Court documents reveal they discussed placing a GPS tracker on Arthur’s car, installing hidden cameras to capture visitors, reporting on him daily, and tracking down the duo’s Social Security numbers through a contact at the IRS. With $800, they got the Lius’ passport photos and address in the name of “debt collection.”
Their neighbor later told Arthur that the man who posed as an Olympic official showed up near the Lius’ house and Arthur’s office multiple times.

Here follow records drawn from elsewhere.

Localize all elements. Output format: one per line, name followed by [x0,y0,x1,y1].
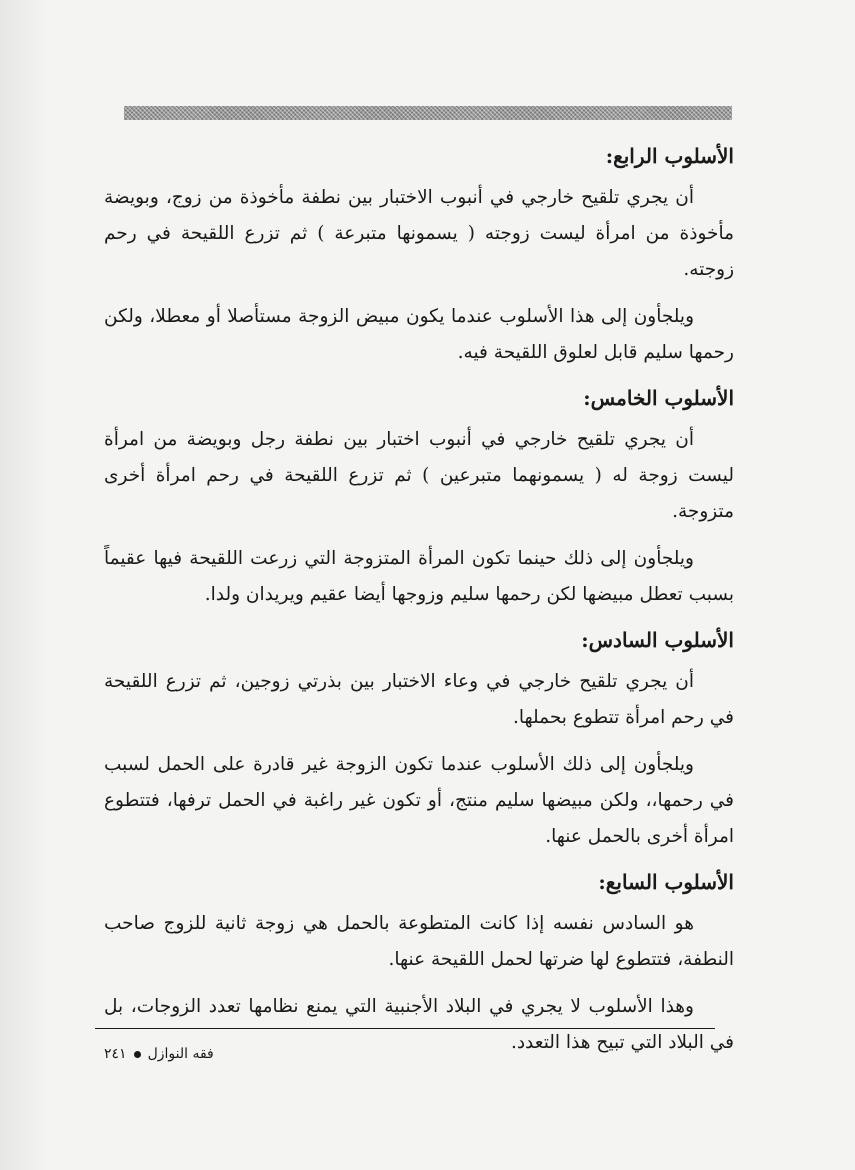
paragraph: ويلجأون إلى ذلك حينما تكون المرأة المتزوجة التي زرعت اللقيحة فيها عقيماً بسبب تعطل مبيضها لكن رحمها سليم وزوجها أيضا عقيم ويريدان ولدا. [104,548,734,605]
section-heading: الأسلوب الرابع: [605,144,734,168]
section-seventh-method [104,866,734,1061]
paragraph: أن يجري تلقيح خارجي في وعاء الاختبار بين بذرتي زوجين، ثم تزرع اللقيحة في رحم امرأة تتطوع بحملها. [104,671,734,728]
paragraph: ويلجأون إلى ذلك الأسلوب عندما تكون الزوجة غير قادرة على الحمل لسبب في رحمها،، ولكن مبيضها سليم منتج، أو تكون غير راغبة في الحمل ترفها، فتتطوع امرأة أخرى بالحمل عنها. [104,754,734,847]
paragraph: أن يجري تلقيح خارجي في أنبوب الاختبار بين نطفة مأخوذة من زوج، وبويضة مأخوذة من امرأة ليست زوجته ( يسمونها متبرعة ) ثم تزرع اللقيحة في رحم زوجته. [104,187,734,280]
paragraph: هو السادس نفسه إذا كانت المتطوعة بالحمل هي زوجة ثانية للزوج صاحب النطفة، فتتطوع لها ضرتها لحمل اللقيحة عنها. [104,913,734,970]
paragraph: ويلجأون إلى هذا الأسلوب عندما يكون مبيض الزوجة مستأصلا أو معطلا، ولكن رحمها سليم قابل لعلوق اللقيحة فيه. [104,306,734,363]
section-fourth-method [104,140,734,371]
scan-margin-shading [0,0,48,1170]
bullet-dot-icon [134,1051,141,1058]
page-footer [104,1046,214,1062]
section-heading: الأسلوب السابع: [598,870,734,894]
section-heading: الأسلوب السادس: [581,628,734,652]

The neighbor recognized the man from a federal indictment.
What happened to the Lius illustrates how Beijing uses its long arm to suppress dissent.
“For all these years, the Chinese Communist Party has never stopped spying on me,” Arthur said. “They won’t let me off the hook.”
‘In the Shadows’
The intense interest from Beijing came as no surprise to Arthur, a survivor of the 1989 Tiananmen Square massacre, in which hundreds, if not thousands, of young people who hoped for political reform in communist China were crushed by tanks or shot.
A key protest leader in the southern Chinese city of Guangzhou, Arthur fled mainland China after the bloodshed, escaping on a small boat to Hong Kong under the cover of night before seeking refuge in the United States.
Since rebuilding his life as an immigration lawyer, the father of five has remained a vocal critic of Beijing’s human rights record. And his eldest daughter, Alysa, now skating back into the international limelight, has been among his top supporters. At one point, she shared a social media post highlighting the abuse of Uyghur Muslims in the Xinjiang region, he said.
Arthur described having other brushes with Chinese agents over the years.
In the 1990s, the Chinese Communist Party sent a man to befriend him and collect his information.
Arthur had treated the man as a genuine friend, helping him settle down in the Bay Area. Years later, perhaps out of guilt, the man opened up about the secret mission.
Knowing Beijing’s penchant for deploying covert tactics, Arthur said he has learned to keep worries out of his mind and take things as they come.
“I live out in the open, but they are in the shadows, so if they want to do anything to me, there’s almost no way to guard against them,” he said.
More Peculiarities
Beijing’s COVID-19 pandemic restrictions largely shut out international spectators from the 2022 Winter Olympics, which meant that Arthur could not accompany Alysa, even though she was underage.
Alysa called often, and both the State Department and the International Olympic Committee worked to ensure her safety; two people escorted her during events.
However, early one morning, when the escorts were not with her and she and a friend were having ice cream in the Olympic Village, a stranger sat close to them. The man followed them around and invited them to his residence.
Alysa reported it to Olympic officials. Despite the dense array of cameras and sensors within the area, surveillance footage failed to capture the man, which struck Arthur as odd.
“We can only guess what happened,” he said. He speculated that the regime might have erased evidence in a cover-up.
Alysa once said she found the whole spying incident so “unbelievable” that she felt like a movie character.
But if her story ever becomes a movie, she said, its main focus should be her father, because everything else “only happened because of what he did.”
“We got to start with the roots,” she told reporters at the Team USA Media Summit in October 2025.